Our project consists of two linked symposia which will bring together scholars, students, and community leaders from the US, UK, and Canada to address this question: How can multi-ethnic communities identify solutions to contemporary challenges caused by racial, economic, and educational inequities by learning about the experiences of historical and contemporary activists engaged in transatlantic social justice campaigns? The first will take place in Birmingham, England, in June 2020; and the second is scheduled here in Athens in November 2020. Each event, free and open to the public, will feature scholars and students conducting research on southern and African Diasporic activists, as well as leaders of community groups involved in social justice issues, who will share their insights about global intersections and local initiatives. In addition, as a pedagogical component, Professor McCaskill will work with graduate students in her Spring Semester 2018 ENGL 8770 seminar to conduct research and create a digital storymap about the black educator and abolitionist Ellen Garrison Jackson (1823-c. 1890). The digital site will focus on Jackson’s instruction of freedpeople in Port Deposit, Maryland, and her activism against Jim Crow cars in collaboration with colleagues in the Union Army and Freedmen’s Bureau.
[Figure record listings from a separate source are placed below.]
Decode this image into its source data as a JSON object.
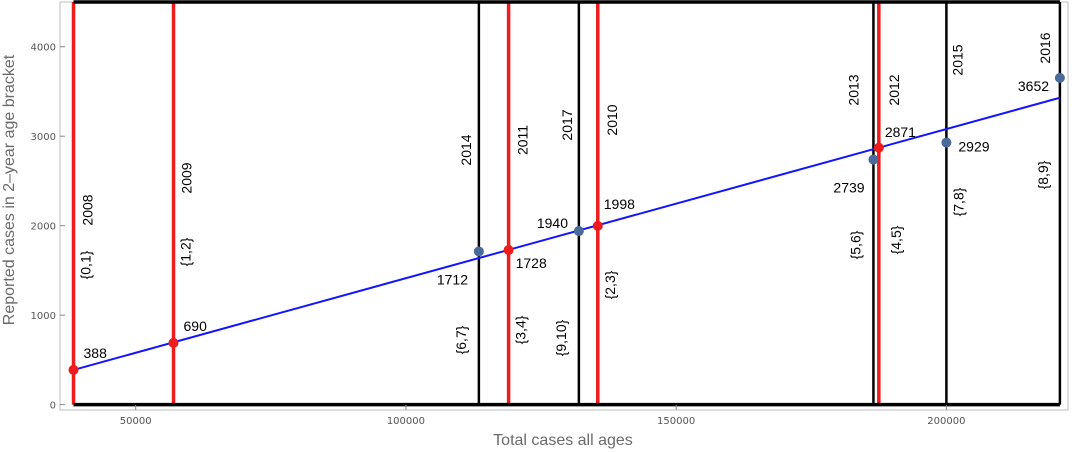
{
  "chart_data": {
    "type": "scatter",
    "xlabel": "Total cases all ages",
    "ylabel": "Reported cases in 2–year age bracket",
    "xlim": [
      36000,
      222500
    ],
    "ylim": [
      -60,
      4500
    ],
    "x_ticks": [
      {
        "v": 50000,
        "label": "50000"
      },
      {
        "v": 100000,
        "label": "100000"
      },
      {
        "v": 150000,
        "label": "150000"
      },
      {
        "v": 200000,
        "label": "200000"
      }
    ],
    "y_ticks": [
      {
        "v": 0,
        "label": "0"
      },
      {
        "v": 1000,
        "label": "1000"
      },
      {
        "v": 2000,
        "label": "2000"
      },
      {
        "v": 3000,
        "label": "3000"
      },
      {
        "v": 4000,
        "label": "4000"
      }
    ],
    "fit_line": {
      "x": [
        38500,
        221000
      ],
      "y": [
        388,
        3430
      ],
      "color": "#1414ff"
    },
    "vertical_lines": [
      {
        "x": 38500,
        "color": "#ee1c1c",
        "year": "2008",
        "bracket": "{0,1}"
      },
      {
        "x": 57000,
        "color": "#ee1c1c",
        "year": "2009",
        "bracket": "{1,2}"
      },
      {
        "x": 113500,
        "color": "#000000",
        "year": "2014",
        "bracket": "{6,7}"
      },
      {
        "x": 119000,
        "color": "#ee1c1c",
        "year": "2011",
        "bracket": "{3,4}"
      },
      {
        "x": 132000,
        "color": "#000000",
        "year": "2017",
        "bracket": "{9,10}"
      },
      {
        "x": 135500,
        "color": "#ee1c1c",
        "year": "2010",
        "bracket": "{2,3}"
      },
      {
        "x": 186500,
        "color": "#000000",
        "year": "2013",
        "bracket": "{5,6}"
      },
      {
        "x": 187500,
        "color": "#ee1c1c",
        "year": "2012",
        "bracket": "{4,5}"
      },
      {
        "x": 200000,
        "color": "#000000",
        "year": "2015",
        "bracket": "{7,8}"
      },
      {
        "x": 221000,
        "color": "#000000",
        "year": "2016",
        "bracket": "{8,9}"
      }
    ],
    "points": [
      {
        "x": 38500,
        "y": 388,
        "label": "388",
        "color": "#ee1c1c"
      },
      {
        "x": 57000,
        "y": 690,
        "label": "690",
        "color": "#ee1c1c"
      },
      {
        "x": 113500,
        "y": 1712,
        "label": "1712",
        "color": "#4a6a9a"
      },
      {
        "x": 119000,
        "y": 1728,
        "label": "1728",
        "color": "#ee1c1c"
      },
      {
        "x": 132000,
        "y": 1940,
        "label": "1940",
        "color": "#4a6a9a"
      },
      {
        "x": 135500,
        "y": 1998,
        "label": "1998",
        "color": "#ee1c1c"
      },
      {
        "x": 186500,
        "y": 2739,
        "label": "2739",
        "color": "#4a6a9a"
      },
      {
        "x": 187500,
        "y": 2871,
        "label": "2871",
        "color": "#ee1c1c"
      },
      {
        "x": 200000,
        "y": 2929,
        "label": "2929",
        "color": "#4a6a9a"
      },
      {
        "x": 221000,
        "y": 3652,
        "label": "3652",
        "color": "#4a6a9a"
      }
    ],
    "box_lines": [
      0,
      4500
    ],
    "grid": false
  }
}
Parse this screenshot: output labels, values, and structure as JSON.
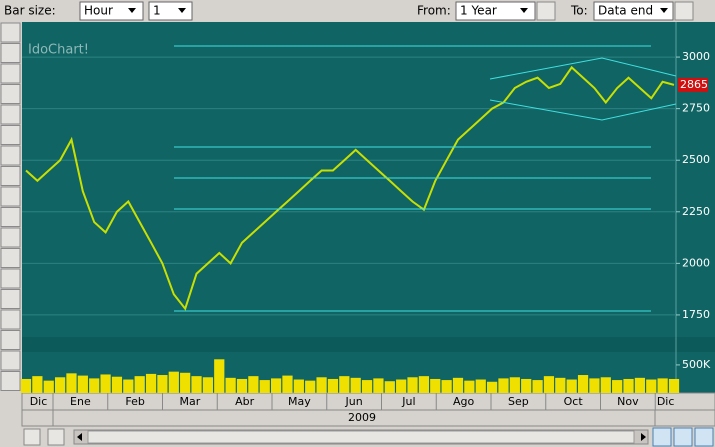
{
  "toolbar": {
    "bar_size_label": "Bar size:",
    "bar_size": "Hour",
    "bar_count": "1",
    "from_label": "From:",
    "from": "1 Year",
    "to_label": "To:",
    "to": "Data end"
  },
  "chart_data": [
    {
      "type": "line",
      "title": "IdoChart!",
      "color": "#c8e000",
      "values": [
        2450,
        2400,
        2450,
        2500,
        2600,
        2350,
        2200,
        2150,
        2250,
        2300,
        2200,
        2100,
        2000,
        1850,
        1780,
        1950,
        2000,
        2050,
        2000,
        2100,
        2150,
        2200,
        2250,
        2300,
        2350,
        2400,
        2450,
        2450,
        2500,
        2550,
        2500,
        2450,
        2400,
        2350,
        2300,
        2260,
        2400,
        2500,
        2600,
        2650,
        2700,
        2750,
        2780,
        2850,
        2880,
        2900,
        2850,
        2870,
        2950,
        2900,
        2850,
        2780,
        2850,
        2900,
        2850,
        2800,
        2880,
        2865
      ],
      "ylim": [
        1643,
        3170
      ],
      "yticks": [
        1750,
        2000,
        2250,
        2500,
        2750,
        3000
      ],
      "grid": true,
      "last_price": 2865,
      "month_labels": [
        "Dic",
        "Ene",
        "Feb",
        "Mar",
        "Abr",
        "May",
        "Jun",
        "Jul",
        "Ago",
        "Sep",
        "Oct",
        "Nov",
        "Dic"
      ],
      "year_label": "2009"
    },
    {
      "type": "bar",
      "color": "#f0e000",
      "values": [
        250000,
        300000,
        220000,
        280000,
        350000,
        310000,
        260000,
        330000,
        290000,
        240000,
        300000,
        340000,
        320000,
        380000,
        360000,
        300000,
        280000,
        600000,
        270000,
        250000,
        300000,
        230000,
        260000,
        310000,
        240000,
        220000,
        280000,
        250000,
        300000,
        270000,
        230000,
        260000,
        210000,
        240000,
        280000,
        300000,
        250000,
        230000,
        270000,
        220000,
        240000,
        200000,
        260000,
        280000,
        250000,
        230000,
        300000,
        270000,
        240000,
        320000,
        260000,
        280000,
        230000,
        250000,
        270000,
        240000,
        260000,
        250000
      ],
      "ylim": [
        0,
        730000
      ],
      "yticks": [
        {
          "value": 500000,
          "label": "500K"
        }
      ]
    }
  ]
}
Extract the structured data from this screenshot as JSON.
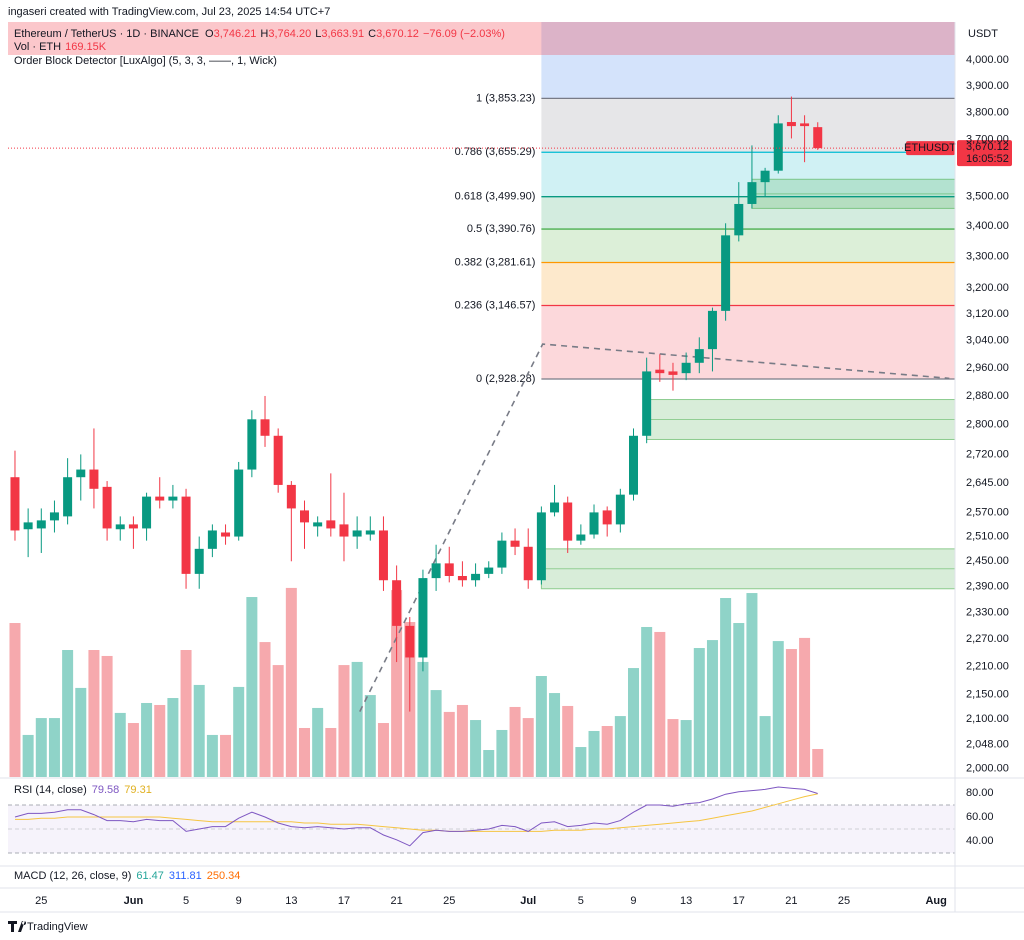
{
  "header": {
    "credit": "ingaseri created with TradingView.com, Jul 23, 2025 14:54 UTC+7"
  },
  "footer": {
    "brand": "TradingView"
  },
  "chart_data": {
    "type": "candlestick",
    "title": "Ethereum / TetherUS · 1D · BINANCE",
    "ohlc_legend": [
      {
        "key": "O",
        "value": "3,746.21"
      },
      {
        "key": "H",
        "value": "3,764.20"
      },
      {
        "key": "L",
        "value": "3,663.91"
      },
      {
        "key": "C",
        "value": "3,670.12"
      }
    ],
    "change": "−76.09 (−2.03%)",
    "volume_legend": {
      "name": "Vol · ETH",
      "value": "169.15K"
    },
    "indicator": "Order Block Detector [LuxAlgo] (5, 3, 3, ——, 1, Wick)",
    "currency": "USDT",
    "symbol_label": "ETHUSDT",
    "last_price_label": "3,670.12",
    "countdown": "16:05:52",
    "up_color": "#089981",
    "down_color": "#f23645",
    "volume_up_color": "#8fd3c8",
    "volume_down_color": "#f6a9ad",
    "log_scale": true,
    "grid": true,
    "open": [
      2660,
      2528,
      2530,
      2550,
      2560,
      2660,
      2680,
      2635,
      2528,
      2540,
      2530,
      2610,
      2600,
      2610,
      2420,
      2480,
      2520,
      2510,
      2680,
      2815,
      2770,
      2640,
      2575,
      2535,
      2550,
      2540,
      2510,
      2515,
      2525,
      2405,
      2300,
      2230,
      2410,
      2445,
      2415,
      2405,
      2420,
      2435,
      2500,
      2485,
      2405,
      2570,
      2595,
      2500,
      2515,
      2575,
      2540,
      2615,
      2770,
      2955,
      2950,
      2945,
      2975,
      3015,
      3130,
      3370,
      3475,
      3550,
      3590,
      3765,
      3760,
      3746.21
    ],
    "high": [
      2730,
      2580,
      2580,
      2600,
      2710,
      2720,
      2790,
      2650,
      2560,
      2560,
      2620,
      2660,
      2640,
      2630,
      2510,
      2540,
      2540,
      2700,
      2840,
      2880,
      2790,
      2650,
      2600,
      2560,
      2670,
      2620,
      2560,
      2560,
      2560,
      2440,
      2320,
      2430,
      2490,
      2485,
      2450,
      2445,
      2450,
      2520,
      2530,
      2530,
      2585,
      2640,
      2610,
      2540,
      2590,
      2585,
      2630,
      2790,
      2990,
      3000,
      2975,
      3005,
      3050,
      3140,
      3410,
      3550,
      3680,
      3600,
      3790,
      3860,
      3790,
      3764.2
    ],
    "low": [
      2500,
      2460,
      2470,
      2520,
      2540,
      2600,
      2580,
      2500,
      2500,
      2480,
      2500,
      2580,
      2580,
      2385,
      2385,
      2460,
      2490,
      2500,
      2660,
      2740,
      2620,
      2450,
      2480,
      2510,
      2510,
      2450,
      2480,
      2500,
      2380,
      2220,
      2115,
      2200,
      2380,
      2400,
      2390,
      2390,
      2410,
      2420,
      2465,
      2385,
      2395,
      2560,
      2470,
      2490,
      2505,
      2510,
      2520,
      2600,
      2750,
      2920,
      2895,
      2925,
      2945,
      2950,
      3100,
      3350,
      3460,
      3500,
      3580,
      3705,
      3620,
      3663.91
    ],
    "close": [
      2525,
      2545,
      2550,
      2570,
      2660,
      2680,
      2630,
      2530,
      2540,
      2530,
      2610,
      2600,
      2610,
      2420,
      2480,
      2525,
      2510,
      2680,
      2815,
      2770,
      2640,
      2580,
      2545,
      2545,
      2530,
      2510,
      2525,
      2525,
      2405,
      2300,
      2230,
      2410,
      2445,
      2415,
      2405,
      2420,
      2435,
      2500,
      2485,
      2405,
      2570,
      2595,
      2500,
      2515,
      2570,
      2540,
      2615,
      2770,
      2950,
      2945,
      2940,
      2975,
      3015,
      3130,
      3370,
      3475,
      3550,
      3590,
      3760,
      3750,
      3750,
      3670.12
    ],
    "volume": [
      930,
      254,
      356,
      356,
      767,
      538,
      767,
      731,
      387,
      326,
      447,
      435,
      477,
      767,
      556,
      254,
      254,
      544,
      1087,
      815,
      676,
      1142,
      296,
      417,
      296,
      676,
      695,
      495,
      326,
      1129,
      936,
      695,
      525,
      393,
      435,
      344,
      163,
      284,
      423,
      356,
      610,
      507,
      429,
      181,
      278,
      308,
      368,
      658,
      906,
      876,
      350,
      344,
      779,
      827,
      1081,
      930,
      1111,
      368,
      821,
      773,
      840,
      169.15
    ],
    "volume_ylim": [
      0,
      4566
    ],
    "xlim": [
      -0.53,
      71.43
    ],
    "xticks": [
      {
        "value": 2,
        "label": "25"
      },
      {
        "value": 9,
        "label": "Jun"
      },
      {
        "value": 13,
        "label": "5"
      },
      {
        "value": 17,
        "label": "9"
      },
      {
        "value": 21,
        "label": "13"
      },
      {
        "value": 25,
        "label": "17"
      },
      {
        "value": 29,
        "label": "21"
      },
      {
        "value": 33,
        "label": "25"
      },
      {
        "value": 39,
        "label": "Jul"
      },
      {
        "value": 43,
        "label": "5"
      },
      {
        "value": 47,
        "label": "9"
      },
      {
        "value": 51,
        "label": "13"
      },
      {
        "value": 55,
        "label": "17"
      },
      {
        "value": 59,
        "label": "21"
      },
      {
        "value": 63,
        "label": "25"
      },
      {
        "value": 70,
        "label": "Aug"
      }
    ],
    "ylim": [
      1982,
      4152
    ],
    "yticks": [
      {
        "value": 4000,
        "label": "4,000.00"
      },
      {
        "value": 3900,
        "label": "3,900.00"
      },
      {
        "value": 3800,
        "label": "3,800.00"
      },
      {
        "value": 3700,
        "label": "3,700.00"
      },
      {
        "value": 3500,
        "label": "3,500.00"
      },
      {
        "value": 3400,
        "label": "3,400.00"
      },
      {
        "value": 3300,
        "label": "3,300.00"
      },
      {
        "value": 3200,
        "label": "3,200.00"
      },
      {
        "value": 3120,
        "label": "3,120.00"
      },
      {
        "value": 3040,
        "label": "3,040.00"
      },
      {
        "value": 2960,
        "label": "2,960.00"
      },
      {
        "value": 2880,
        "label": "2,880.00"
      },
      {
        "value": 2800,
        "label": "2,800.00"
      },
      {
        "value": 2720,
        "label": "2,720.00"
      },
      {
        "value": 2645,
        "label": "2,645.00"
      },
      {
        "value": 2570,
        "label": "2,570.00"
      },
      {
        "value": 2510,
        "label": "2,510.00"
      },
      {
        "value": 2450,
        "label": "2,450.00"
      },
      {
        "value": 2390,
        "label": "2,390.00"
      },
      {
        "value": 2330,
        "label": "2,330.00"
      },
      {
        "value": 2270,
        "label": "2,270.00"
      },
      {
        "value": 2210,
        "label": "2,210.00"
      },
      {
        "value": 2150,
        "label": "2,150.00"
      },
      {
        "value": 2100,
        "label": "2,100.00"
      },
      {
        "value": 2048,
        "label": "2,048.00"
      },
      {
        "value": 2000,
        "label": "2,000.00"
      }
    ],
    "fib_start": 40,
    "fib_extension_fill": "#d4e3fb",
    "fib_levels": [
      {
        "label": "1 (3,853.23)",
        "value": 3853.23,
        "color": "#787b86",
        "fill": "#e6e6e8"
      },
      {
        "label": "0.786 (3,655.29)",
        "value": 3655.29,
        "color": "#00bcd4",
        "fill": "#d0f1f4"
      },
      {
        "label": "0.618 (3,499.90)",
        "value": 3499.9,
        "color": "#089981",
        "fill": "#d3ecdf"
      },
      {
        "label": "0.5 (3,390.76)",
        "value": 3390.76,
        "color": "#4caf50",
        "fill": "#dcefd8"
      },
      {
        "label": "0.382 (3,281.61)",
        "value": 3281.61,
        "color": "#ff9800",
        "fill": "#fde9cc"
      },
      {
        "label": "0.236 (3,146.57)",
        "value": 3146.57,
        "color": "#f23645",
        "fill": "#fcd8db"
      },
      {
        "label": "0 (2,928.28)",
        "value": 2928.28,
        "color": "#787b86"
      }
    ],
    "order_blocks": [
      {
        "start": 56,
        "top": 3560,
        "bottom": 3460
      },
      {
        "start": 48,
        "top": 2870,
        "bottom": 2760
      },
      {
        "start": 40,
        "top": 2480,
        "bottom": 2385
      }
    ],
    "order_block_color": "#4caf50",
    "trendline": {
      "x": [
        26.2,
        40.1,
        71
      ],
      "y": [
        2115,
        3030,
        2930
      ],
      "color": "#787b86"
    },
    "rsi": {
      "title": "RSI (14, close)",
      "value_label": "79.58",
      "ma_label": "79.31",
      "color": "#7e57c2",
      "ma_color": "#f5c542",
      "values": [
        60,
        63,
        63,
        64,
        66,
        66,
        62,
        57,
        57,
        56,
        58,
        57,
        57,
        48,
        50,
        52,
        52,
        59,
        64,
        60,
        55,
        52,
        51,
        52,
        51,
        50,
        51,
        51,
        45,
        41,
        36,
        47,
        49,
        48,
        48,
        49,
        50,
        53,
        52,
        48,
        55,
        56,
        52,
        53,
        55,
        54,
        57,
        64,
        70,
        70,
        69,
        71,
        72,
        75,
        79,
        81,
        82,
        83,
        85,
        84,
        83,
        79.58
      ],
      "ma": [
        58,
        58,
        59,
        59,
        60,
        60,
        60,
        60,
        60,
        60,
        60,
        60,
        59,
        58,
        57,
        56,
        56,
        56,
        56,
        56,
        56,
        56,
        55,
        55,
        54,
        54,
        54,
        53,
        52,
        51,
        50,
        49,
        49,
        48,
        48,
        48,
        48,
        48,
        48,
        48,
        48,
        49,
        49,
        49,
        50,
        50,
        51,
        52,
        53,
        54,
        55,
        56,
        57,
        59,
        61,
        63,
        65,
        68,
        71,
        74,
        77,
        79.31
      ],
      "bands": [
        70,
        50,
        30
      ],
      "ylim": [
        19.2,
        91.7
      ],
      "yticks": [
        {
          "value": 80,
          "label": "80.00"
        },
        {
          "value": 60,
          "label": "60.00"
        },
        {
          "value": 40,
          "label": "40.00"
        }
      ]
    },
    "macd": {
      "title": "MACD (12, 26, close, 9)",
      "labels": [
        {
          "text": "61.47",
          "color": "#26a69a"
        },
        {
          "text": "311.81",
          "color": "#2962ff"
        },
        {
          "text": "250.34",
          "color": "#ff6d00"
        }
      ]
    }
  }
}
This research will serve the Robbins House African American Museum in Concord, Massachusetts, and also involves undergraduate researchers led by Professor Katie Simon of Georgia College and Professor Sandra Petrulionis of Penn State Altoona.
These symposia and digital mapping projects square with the Global Studies of the American South theme because they examine the imprint of black activism in the US and the UK, past and present. They have been inspired by McCaskill and Serafini’s research with the Rev. Paul Walker on the former slave, educator, and activist Rev. Peter Thomas Stanford (c. 1860-May 20, 1909), for a forthcoming biographical edition of Stanford’s writings from the University of Georgia Press. In honor of Stanford, the Birmingham symposium with take place at Highgate Baptist Church in England, formerly Hope Chapel, where Rev. Stanford, Birmingham’s first black minister, once spearheaded an international anti-lynching campiagn during the nineteenth century. Rev. Paul Walker is the current pastor.